Hey all. First time poster, long time Unraid user. A few years ago I set up a streaming/automation server with 3 dockers (plex/jellyfin/telegraf) and 1 vm (home assistant). This have worked ‘well’ for a while, but for at least the past year I’ve been fighting a BTRFS cache pool corruption problem. The server works wonderfully….so long as I do not reboot. As soon as I reboot the VMs/Dockers will not start.
My cache shows like this:
[/dev/nvme1n1p1].write_io_errs 0
[/dev/nvme1n1p1].read_io_errs 0
[/dev/nvme1n1p1].flush_io_errs 0
[/dev/nvme1n1p1].corruption_errs 0
[/dev/nvme1n1p1].generation_errs 0
[/dev/nvme0n1p1].write_io_errs 1408272649
[/dev/nvme0n1p1].read_io_errs 820356362
[/dev/nvme0n1p1].flush_io_errs 40914172
[/dev/nvme0n1p1].corruption_errs 1630001
[/dev/nvme0n1p1].generation_errs 15037
So my ‘fix’ for this corruption (that I've done maybe 3 times in as many months) was to remove corrupted nvme0n1p1 from the pool, start the array, add it back to the pool (overwriting corrupted data) and then rebalance with the clean nvme1n1p1. The problem recently has been at some point BOTH nvme drives have started to become corrupt. Performing a scrub with ‘repair corruption’ checked does not fix the issue (even if I do it immediately after errors are detected. I installed a user script to monitor btrfs dev stats /mnt/cache so I’m aware of when the errors appear (usually many a day.)

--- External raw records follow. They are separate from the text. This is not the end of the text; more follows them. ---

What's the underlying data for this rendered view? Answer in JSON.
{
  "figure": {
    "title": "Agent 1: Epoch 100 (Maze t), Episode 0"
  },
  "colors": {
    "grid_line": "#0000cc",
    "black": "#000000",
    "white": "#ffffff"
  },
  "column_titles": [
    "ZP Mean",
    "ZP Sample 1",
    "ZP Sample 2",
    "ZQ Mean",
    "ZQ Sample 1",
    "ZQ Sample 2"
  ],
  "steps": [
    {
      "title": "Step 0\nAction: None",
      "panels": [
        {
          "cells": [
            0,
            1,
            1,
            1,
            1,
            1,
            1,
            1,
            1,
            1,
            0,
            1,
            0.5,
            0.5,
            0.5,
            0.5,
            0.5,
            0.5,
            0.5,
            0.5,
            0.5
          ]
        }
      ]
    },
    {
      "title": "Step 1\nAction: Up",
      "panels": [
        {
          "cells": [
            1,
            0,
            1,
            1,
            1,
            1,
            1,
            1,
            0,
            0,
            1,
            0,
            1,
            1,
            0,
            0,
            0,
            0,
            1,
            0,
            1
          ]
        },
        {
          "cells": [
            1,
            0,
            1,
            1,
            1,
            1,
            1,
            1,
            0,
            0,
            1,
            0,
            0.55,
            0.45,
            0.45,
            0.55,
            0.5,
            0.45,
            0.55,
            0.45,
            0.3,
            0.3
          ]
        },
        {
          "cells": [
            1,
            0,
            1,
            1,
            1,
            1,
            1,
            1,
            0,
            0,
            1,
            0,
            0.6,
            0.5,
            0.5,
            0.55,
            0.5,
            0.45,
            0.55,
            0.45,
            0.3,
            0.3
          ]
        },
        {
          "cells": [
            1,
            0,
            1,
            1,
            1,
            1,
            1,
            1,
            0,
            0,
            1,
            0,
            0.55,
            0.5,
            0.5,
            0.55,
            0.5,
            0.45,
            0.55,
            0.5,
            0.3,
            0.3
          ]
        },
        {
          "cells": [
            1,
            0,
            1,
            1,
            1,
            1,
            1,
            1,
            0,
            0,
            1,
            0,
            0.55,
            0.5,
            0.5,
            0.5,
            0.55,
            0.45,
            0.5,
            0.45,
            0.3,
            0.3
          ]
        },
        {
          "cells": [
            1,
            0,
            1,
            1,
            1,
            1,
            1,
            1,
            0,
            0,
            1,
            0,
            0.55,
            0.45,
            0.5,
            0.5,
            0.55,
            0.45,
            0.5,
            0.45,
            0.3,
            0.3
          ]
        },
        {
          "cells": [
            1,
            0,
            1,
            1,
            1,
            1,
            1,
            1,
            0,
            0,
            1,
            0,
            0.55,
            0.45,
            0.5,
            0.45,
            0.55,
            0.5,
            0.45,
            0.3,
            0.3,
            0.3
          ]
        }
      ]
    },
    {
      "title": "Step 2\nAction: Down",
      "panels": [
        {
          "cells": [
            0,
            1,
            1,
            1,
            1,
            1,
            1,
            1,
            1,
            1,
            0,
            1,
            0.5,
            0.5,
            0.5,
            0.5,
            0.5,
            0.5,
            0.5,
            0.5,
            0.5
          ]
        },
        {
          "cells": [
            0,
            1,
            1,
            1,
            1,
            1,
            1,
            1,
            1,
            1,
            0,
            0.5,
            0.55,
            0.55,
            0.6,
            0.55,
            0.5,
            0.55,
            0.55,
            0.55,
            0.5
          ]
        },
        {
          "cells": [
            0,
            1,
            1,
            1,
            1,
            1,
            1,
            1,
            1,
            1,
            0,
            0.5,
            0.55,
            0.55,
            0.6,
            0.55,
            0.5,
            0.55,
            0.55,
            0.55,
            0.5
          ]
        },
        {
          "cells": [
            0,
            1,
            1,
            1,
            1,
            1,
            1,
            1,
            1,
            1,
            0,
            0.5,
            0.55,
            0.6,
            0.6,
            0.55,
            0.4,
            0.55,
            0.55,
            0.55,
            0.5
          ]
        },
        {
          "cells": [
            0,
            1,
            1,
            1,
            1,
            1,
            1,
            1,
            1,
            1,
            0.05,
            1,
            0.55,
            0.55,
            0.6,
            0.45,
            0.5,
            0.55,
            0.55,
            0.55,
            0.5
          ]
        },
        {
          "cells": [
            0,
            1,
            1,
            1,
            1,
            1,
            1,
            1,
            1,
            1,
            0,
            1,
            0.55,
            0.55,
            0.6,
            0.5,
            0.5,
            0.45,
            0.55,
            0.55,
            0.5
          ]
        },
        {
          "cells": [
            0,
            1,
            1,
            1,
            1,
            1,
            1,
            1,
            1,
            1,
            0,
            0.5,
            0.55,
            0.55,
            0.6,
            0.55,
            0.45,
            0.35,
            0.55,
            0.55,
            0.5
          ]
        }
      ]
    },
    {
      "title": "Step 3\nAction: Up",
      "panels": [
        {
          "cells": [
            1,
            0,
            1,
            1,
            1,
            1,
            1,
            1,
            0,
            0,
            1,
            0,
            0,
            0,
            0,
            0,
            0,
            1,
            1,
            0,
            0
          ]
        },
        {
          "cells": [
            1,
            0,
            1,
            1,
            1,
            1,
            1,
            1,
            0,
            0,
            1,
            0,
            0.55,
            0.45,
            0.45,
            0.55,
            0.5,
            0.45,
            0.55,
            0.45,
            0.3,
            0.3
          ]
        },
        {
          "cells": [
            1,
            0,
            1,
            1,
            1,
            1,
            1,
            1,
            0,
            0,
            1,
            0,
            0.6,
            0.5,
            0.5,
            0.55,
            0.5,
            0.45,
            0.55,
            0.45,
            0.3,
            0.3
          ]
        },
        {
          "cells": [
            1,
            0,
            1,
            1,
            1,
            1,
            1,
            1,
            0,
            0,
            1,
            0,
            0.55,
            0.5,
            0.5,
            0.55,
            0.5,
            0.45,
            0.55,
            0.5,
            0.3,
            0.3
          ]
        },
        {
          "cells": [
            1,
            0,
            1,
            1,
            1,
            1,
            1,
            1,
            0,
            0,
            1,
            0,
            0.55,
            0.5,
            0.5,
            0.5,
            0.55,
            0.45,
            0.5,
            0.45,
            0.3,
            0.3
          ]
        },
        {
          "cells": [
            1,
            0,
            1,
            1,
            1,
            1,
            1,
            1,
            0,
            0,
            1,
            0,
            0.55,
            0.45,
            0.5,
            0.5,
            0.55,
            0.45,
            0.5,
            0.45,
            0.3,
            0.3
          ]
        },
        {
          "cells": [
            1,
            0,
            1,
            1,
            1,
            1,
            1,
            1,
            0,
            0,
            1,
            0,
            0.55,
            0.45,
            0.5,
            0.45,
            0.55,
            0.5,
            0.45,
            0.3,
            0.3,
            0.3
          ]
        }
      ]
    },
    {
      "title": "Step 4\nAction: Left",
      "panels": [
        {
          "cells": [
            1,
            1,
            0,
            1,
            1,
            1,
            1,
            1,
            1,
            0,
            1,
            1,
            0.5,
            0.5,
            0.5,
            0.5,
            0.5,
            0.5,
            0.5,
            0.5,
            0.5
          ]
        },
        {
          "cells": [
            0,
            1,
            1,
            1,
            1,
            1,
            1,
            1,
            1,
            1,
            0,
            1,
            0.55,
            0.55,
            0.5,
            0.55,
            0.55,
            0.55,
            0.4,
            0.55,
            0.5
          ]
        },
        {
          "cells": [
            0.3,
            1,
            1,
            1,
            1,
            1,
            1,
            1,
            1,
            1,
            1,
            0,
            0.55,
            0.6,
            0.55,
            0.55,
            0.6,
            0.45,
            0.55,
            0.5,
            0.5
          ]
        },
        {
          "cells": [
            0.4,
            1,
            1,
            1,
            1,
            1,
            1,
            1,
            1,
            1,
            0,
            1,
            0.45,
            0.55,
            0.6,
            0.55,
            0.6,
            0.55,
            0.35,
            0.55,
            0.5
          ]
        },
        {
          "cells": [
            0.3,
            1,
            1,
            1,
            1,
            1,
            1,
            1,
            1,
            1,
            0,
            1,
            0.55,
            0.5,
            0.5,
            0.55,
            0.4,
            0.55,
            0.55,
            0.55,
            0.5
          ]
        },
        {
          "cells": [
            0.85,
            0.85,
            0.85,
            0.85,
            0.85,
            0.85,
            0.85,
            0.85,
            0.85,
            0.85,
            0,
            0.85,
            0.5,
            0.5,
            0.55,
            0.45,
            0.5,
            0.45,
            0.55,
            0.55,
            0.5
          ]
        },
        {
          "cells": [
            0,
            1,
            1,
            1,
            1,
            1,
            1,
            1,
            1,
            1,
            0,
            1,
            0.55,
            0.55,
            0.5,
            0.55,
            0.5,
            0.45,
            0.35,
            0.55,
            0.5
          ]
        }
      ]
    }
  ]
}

What can I do? I ‘ve read on these forums that it could be memory issues. So I ran a memtest (free version 4 pass, came out 100% pass zero errors.) I’ve read it could be cable issues. But these are m.2 nvme drives, one connected directly to the motherboard and another connected via a PCIe 3.0 x4 adapter card. I’ve tried the latency change in the Linux config as well. Temps do regularly spike around 50-60C, but I figured that’s within normal range? One card is a Pony 1tb and another is Team 1tb.
Any advice would be greatly appreciated. I’m on Unraid 6.11.5.